Principal Deputy Assistant Attorney General Benjamin C. Mizer, head of the Justice Department’s Civil Division, said the beneficiaries of the settlements include veterans, the elderly, and low-income families insured by federal health care programs; families and students with federally insured college loans; and taxpayers footing the bill for national security and defense.

Of the $4.7 billion recovered, $2.5 billion came from the health care industry including drug companies, medical device companies, hospitals, nursing homes, laboratories, and physicians, according to the report. The $2.5 billion recovered in fiscal year 2016 reflects only federal losses.

The next largest recoveries came from the financial industry. Settlements and judgments in cases alleging false claims in connection with federally insured residential mortgages totaled nearly $1.7 billion in fiscal year 2016.

The False Claims Act is used by the government to redress false claims for government funds and property under government programs and contracts relating to various areas including health care, defense and national security, food safety and inspection, federally insured loans and mortgages, highway funds, small business contracts, agricultural subsidies, disaster assistance and import tariffs.

In 1986, Congress amended the law by increasing incentives for whistleblowers to file lawsuits alleging false claims on behalf of the government.

Whistleblowers filed 702 suits in fiscal year 2016, and the department recovered $2.9 billion in these and earlier filed suits this past year. The government awarded the whistleblowers $519 million during the same period.

Health Care Fraud

The largest recoveries this past year – $1.2 billion – came from the drug and medical device industry. Drug manufacturers Wyeth and Pfizer Inc. paid $784.6 million to resolve federal and state claims that Wyeth knowingly reported false and fraudulent prices on two drugs used to treat acid reflux, Protonix Oral and Protonix IV. Wyeth paid $413.2 million to the federal government and $371.4 million to state Medicaid programs.

In another settlement against a drug company, Novartis Pharmaceuticals Corp. paid $390 million based on claims that the company gave kickbacks to specialty pharmacies in return for recommending Exjade, an iron chelation drug, and Myfortic, an anti-rejection drug for kidney transplant recipients. The settlement includes $306.9 million for the federal government and $83.1 million for state Medicaid programs.

Housing and Mortgage Fraud

The Department recovered more than $7 billion in housing and mortgage claims from January 2009 to the end of fiscal year 2016, including settlements and judgments totaling $1.6 billion this past fiscal year – the second highest annual recovery in the history of the federally insured mortgage program.

Notable tin the housing and mortgage areas were settlements with Wells Fargo for $1.2 billion and Freedom Mortgage Corp. for $113 million.
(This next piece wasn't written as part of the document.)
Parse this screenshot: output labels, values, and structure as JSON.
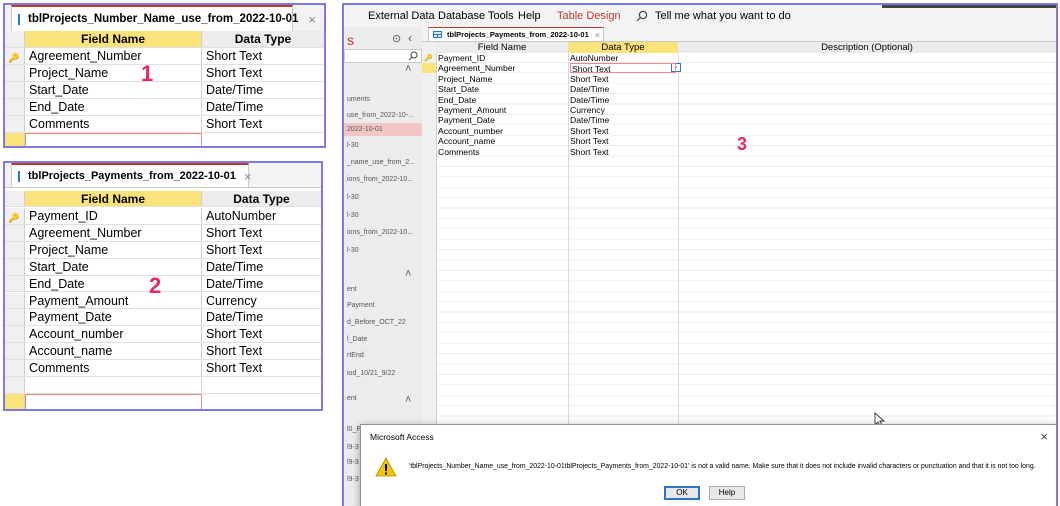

The agency also recovered $82.6 million in false claims from BP Exploration and Production Inc. (BP) arising from the April 2010 Deepwater Horizon/Macondo Well explosion and oil spill in the Gulf of Mexico.

The department pursued a variety of procurement fraud matters. For example, L-3 Communications EOTech Inc. and its parent company, L-3 Communications Corp., paid the United States $25.6 million for defective holographic weapon sites EOTech sold to the Department of Defense, Department of Homeland Security, and FBI. The defendants, including EOTech’s president, admitted knowing the sights failed to perform as represented in cold temperatures and humid environments, but delayed disclosing the defects to federal authorities for years.

Regarding for-profit schools and federal education funds, the second largest for-profit education company in the country, Education Management Corp., paid the U.S. $52.6 million to resolve allegations that it unlawfully recruited students, engaged in deceptive and misleading recruiting practices, and falsely certified compliance with Title IV of the Higher Education Act and parallel state laws that prohibited such conduct, as part of a $95.5 million global federal-state settlement.